Des leçons amères : Afghanistan et Libye
Colomina reconnaît que la réputation de l’OTAN dans le monde arabe est entachée par ses interventions passées. Il évoque le retrait chaotique d’Afghanistan après vingt ans d’occupation, qualifié d’ »échec total », ainsi que l’intervention militaire en Libye sous la houlette du président français Nicolas Sarkozy. Concernant ce dernier point, il insiste sur le fait que l’intervention a été menée à la demande de la communauté internationale et de la Ligue arabe, bien qu’il admette que les choses ont ensuite dégénéré.
Il nie tout lien entre l’OTAN et le gouvernement syrien actuel, et précise que l’Alliance n’a pas été impliquée dans la guerre à Gaza.
Le Sahel : une priorité stratégique
L’envoyé spécial estime que le Sahel est aujourd’hui la région la plus vulnérable au monde, avec des risques majeurs pour la sécurité de l’Europe, de la Méditerranée et de l’espace atlantique.
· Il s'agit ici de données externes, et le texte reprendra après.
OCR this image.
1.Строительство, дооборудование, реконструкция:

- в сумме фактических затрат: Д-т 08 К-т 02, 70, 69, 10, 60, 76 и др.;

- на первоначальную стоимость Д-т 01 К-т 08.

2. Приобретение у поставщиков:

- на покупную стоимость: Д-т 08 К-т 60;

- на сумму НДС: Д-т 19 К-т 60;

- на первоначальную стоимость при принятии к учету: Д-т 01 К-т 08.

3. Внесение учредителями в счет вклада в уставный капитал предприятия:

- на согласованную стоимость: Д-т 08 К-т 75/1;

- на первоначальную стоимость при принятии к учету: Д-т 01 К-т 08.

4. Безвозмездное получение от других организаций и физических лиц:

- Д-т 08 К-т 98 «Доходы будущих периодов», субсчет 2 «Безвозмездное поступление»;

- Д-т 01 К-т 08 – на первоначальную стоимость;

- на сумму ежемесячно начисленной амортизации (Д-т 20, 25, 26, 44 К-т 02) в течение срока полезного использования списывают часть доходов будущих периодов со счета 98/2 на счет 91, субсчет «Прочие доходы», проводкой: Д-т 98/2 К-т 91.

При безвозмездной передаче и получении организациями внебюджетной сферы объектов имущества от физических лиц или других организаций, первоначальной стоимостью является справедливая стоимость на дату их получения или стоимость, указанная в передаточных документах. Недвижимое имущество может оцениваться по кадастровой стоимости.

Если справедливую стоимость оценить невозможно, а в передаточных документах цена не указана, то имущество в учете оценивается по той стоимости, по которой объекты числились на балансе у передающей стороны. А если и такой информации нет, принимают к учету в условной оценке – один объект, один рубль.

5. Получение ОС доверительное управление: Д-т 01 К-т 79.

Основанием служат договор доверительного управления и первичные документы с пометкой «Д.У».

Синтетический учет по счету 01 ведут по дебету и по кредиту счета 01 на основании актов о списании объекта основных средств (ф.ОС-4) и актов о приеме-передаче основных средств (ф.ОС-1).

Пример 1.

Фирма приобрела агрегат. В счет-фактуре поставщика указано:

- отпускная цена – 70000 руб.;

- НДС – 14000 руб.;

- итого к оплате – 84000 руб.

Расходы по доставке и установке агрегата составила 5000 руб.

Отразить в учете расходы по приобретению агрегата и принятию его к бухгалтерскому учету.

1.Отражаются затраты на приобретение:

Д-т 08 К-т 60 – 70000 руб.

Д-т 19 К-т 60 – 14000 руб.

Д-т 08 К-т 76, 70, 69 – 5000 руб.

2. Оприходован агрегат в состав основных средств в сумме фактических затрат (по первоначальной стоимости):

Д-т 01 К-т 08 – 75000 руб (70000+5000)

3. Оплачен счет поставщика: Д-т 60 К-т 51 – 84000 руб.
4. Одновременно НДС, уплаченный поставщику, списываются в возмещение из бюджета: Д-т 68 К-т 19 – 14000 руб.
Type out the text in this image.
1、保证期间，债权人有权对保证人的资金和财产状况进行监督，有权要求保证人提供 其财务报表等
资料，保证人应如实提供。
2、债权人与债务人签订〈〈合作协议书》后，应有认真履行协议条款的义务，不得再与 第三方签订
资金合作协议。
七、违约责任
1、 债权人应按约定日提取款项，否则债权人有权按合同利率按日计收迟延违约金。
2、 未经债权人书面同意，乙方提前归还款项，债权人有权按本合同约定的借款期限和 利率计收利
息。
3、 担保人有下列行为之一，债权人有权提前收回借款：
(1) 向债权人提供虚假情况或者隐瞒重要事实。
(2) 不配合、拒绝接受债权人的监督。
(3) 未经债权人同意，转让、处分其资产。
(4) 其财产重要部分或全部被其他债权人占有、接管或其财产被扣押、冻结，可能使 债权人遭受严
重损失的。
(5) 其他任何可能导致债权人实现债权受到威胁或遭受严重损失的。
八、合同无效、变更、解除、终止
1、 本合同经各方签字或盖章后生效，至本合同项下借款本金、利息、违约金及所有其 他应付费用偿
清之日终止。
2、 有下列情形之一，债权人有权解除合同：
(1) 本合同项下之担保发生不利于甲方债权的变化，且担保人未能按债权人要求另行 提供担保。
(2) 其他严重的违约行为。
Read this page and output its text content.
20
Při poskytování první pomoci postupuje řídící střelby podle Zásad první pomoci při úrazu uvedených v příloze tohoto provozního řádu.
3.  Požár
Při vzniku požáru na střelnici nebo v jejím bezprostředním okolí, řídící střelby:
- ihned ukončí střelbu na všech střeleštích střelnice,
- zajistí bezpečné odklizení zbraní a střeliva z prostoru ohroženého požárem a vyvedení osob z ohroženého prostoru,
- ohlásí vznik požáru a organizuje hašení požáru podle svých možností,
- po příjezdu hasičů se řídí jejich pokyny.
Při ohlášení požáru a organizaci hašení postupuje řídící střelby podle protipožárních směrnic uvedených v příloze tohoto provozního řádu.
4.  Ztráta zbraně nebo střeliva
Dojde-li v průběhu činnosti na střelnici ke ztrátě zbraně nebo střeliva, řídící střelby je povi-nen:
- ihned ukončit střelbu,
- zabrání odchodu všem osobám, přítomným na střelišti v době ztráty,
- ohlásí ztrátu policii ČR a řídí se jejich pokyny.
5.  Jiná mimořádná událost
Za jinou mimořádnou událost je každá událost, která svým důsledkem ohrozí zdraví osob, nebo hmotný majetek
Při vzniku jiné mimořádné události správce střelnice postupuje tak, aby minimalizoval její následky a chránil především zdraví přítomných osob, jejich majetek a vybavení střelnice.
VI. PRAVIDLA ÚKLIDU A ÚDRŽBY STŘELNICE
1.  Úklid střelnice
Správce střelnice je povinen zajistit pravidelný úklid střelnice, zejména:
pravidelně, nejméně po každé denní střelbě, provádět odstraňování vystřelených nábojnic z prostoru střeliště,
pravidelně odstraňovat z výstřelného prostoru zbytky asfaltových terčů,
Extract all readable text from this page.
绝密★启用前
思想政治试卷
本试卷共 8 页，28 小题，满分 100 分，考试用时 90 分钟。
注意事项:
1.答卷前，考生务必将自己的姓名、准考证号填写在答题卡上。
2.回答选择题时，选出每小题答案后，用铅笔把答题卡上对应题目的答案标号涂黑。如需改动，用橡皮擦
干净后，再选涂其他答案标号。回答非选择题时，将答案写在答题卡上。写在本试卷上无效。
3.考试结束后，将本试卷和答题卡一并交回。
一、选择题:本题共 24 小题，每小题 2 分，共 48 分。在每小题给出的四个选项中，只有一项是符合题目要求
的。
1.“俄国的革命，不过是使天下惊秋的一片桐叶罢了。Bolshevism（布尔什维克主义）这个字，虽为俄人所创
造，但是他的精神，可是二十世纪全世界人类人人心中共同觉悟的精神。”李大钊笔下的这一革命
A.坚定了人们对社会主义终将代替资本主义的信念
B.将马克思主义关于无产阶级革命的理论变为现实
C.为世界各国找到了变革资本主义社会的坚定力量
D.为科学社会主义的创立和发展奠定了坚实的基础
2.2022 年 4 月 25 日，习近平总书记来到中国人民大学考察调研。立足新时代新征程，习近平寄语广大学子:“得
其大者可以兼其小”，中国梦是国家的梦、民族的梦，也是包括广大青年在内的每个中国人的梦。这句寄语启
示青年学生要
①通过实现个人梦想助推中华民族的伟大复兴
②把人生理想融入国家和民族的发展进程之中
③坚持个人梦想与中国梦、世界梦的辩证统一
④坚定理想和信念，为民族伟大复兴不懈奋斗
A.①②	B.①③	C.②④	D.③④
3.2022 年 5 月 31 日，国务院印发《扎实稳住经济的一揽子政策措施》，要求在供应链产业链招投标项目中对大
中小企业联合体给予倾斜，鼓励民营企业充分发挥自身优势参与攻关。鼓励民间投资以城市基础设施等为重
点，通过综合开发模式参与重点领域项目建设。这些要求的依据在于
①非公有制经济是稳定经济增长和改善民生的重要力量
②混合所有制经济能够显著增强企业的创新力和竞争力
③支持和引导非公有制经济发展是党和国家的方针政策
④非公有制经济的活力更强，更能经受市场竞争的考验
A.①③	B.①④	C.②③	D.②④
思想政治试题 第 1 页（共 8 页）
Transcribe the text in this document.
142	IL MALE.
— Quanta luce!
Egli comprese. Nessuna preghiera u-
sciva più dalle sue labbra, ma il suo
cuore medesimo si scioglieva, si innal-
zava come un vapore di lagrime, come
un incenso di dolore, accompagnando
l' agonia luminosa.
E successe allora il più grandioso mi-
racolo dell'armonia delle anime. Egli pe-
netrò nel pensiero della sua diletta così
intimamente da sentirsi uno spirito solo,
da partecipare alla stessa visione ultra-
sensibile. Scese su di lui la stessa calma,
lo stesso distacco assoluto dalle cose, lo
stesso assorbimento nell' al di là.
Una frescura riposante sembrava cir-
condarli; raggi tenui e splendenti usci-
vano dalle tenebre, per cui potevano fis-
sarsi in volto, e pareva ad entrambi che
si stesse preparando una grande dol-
Il affirme que les relations avec le Sud sont plus cruciales que jamais.
Lors du sommet de Washington, l’OTAN a affirmé vouloir renforcer sa coopération avec les partenaires du Sud pour promouvoir la paix, la stabilité et le développement dans ces régions.
Le Sud : entre risques et opportunités
Javier Colomina considère également que malgré les défis, le Sud représente une source d’opportunités. Les partenaires de l’OTAN dans cette région possèdent des connaissances cruciales et des capacités importantes qui peuvent contribuer à la sécurité régionale. Selon lui, la coordination accrue de l’OTAN dans cette zone est essentielle. Pour la première fois, une zone géographique est entièrement couverte par une représentation spécifique chargée de synchroniser toutes les actions de l’Alliance dans la région.
Une tournée avant le sommet de La Haye
Colomina a déjà visité sept des onze pays partenaires de l’OTAN dans le Sud, et prévoit de tous les visiter avant le prochain sommet de l’OTAN à La Haye en juin. Sa tournée intervient peu après l’adoption de la nouvelle « agenda Sud » de l’Alliance, document présenté aux ministres des Affaires étrangères de l’OTAN à Bruxelles.
Il prévoit également de rencontrer les partenaires de l’OTAN dans le Golfe après son passage en Tunisie. Il a réitéré sa volonté de renforcer le dialogue avec les organisations régionales et internationales : l’Union africaine, les Nations Unies, l’Union européenne, la Ligue arabe et le Conseil de coopération du Golfe.
Trente ans après le lancement du Dialogue méditerranéen, et vingt ans après l’Initiative de coopération d’Istanbul, l’OTAN semble vouloir redéfinir ses priorités et explorer de nouveaux domaines de coopération stratégique avec le Sud.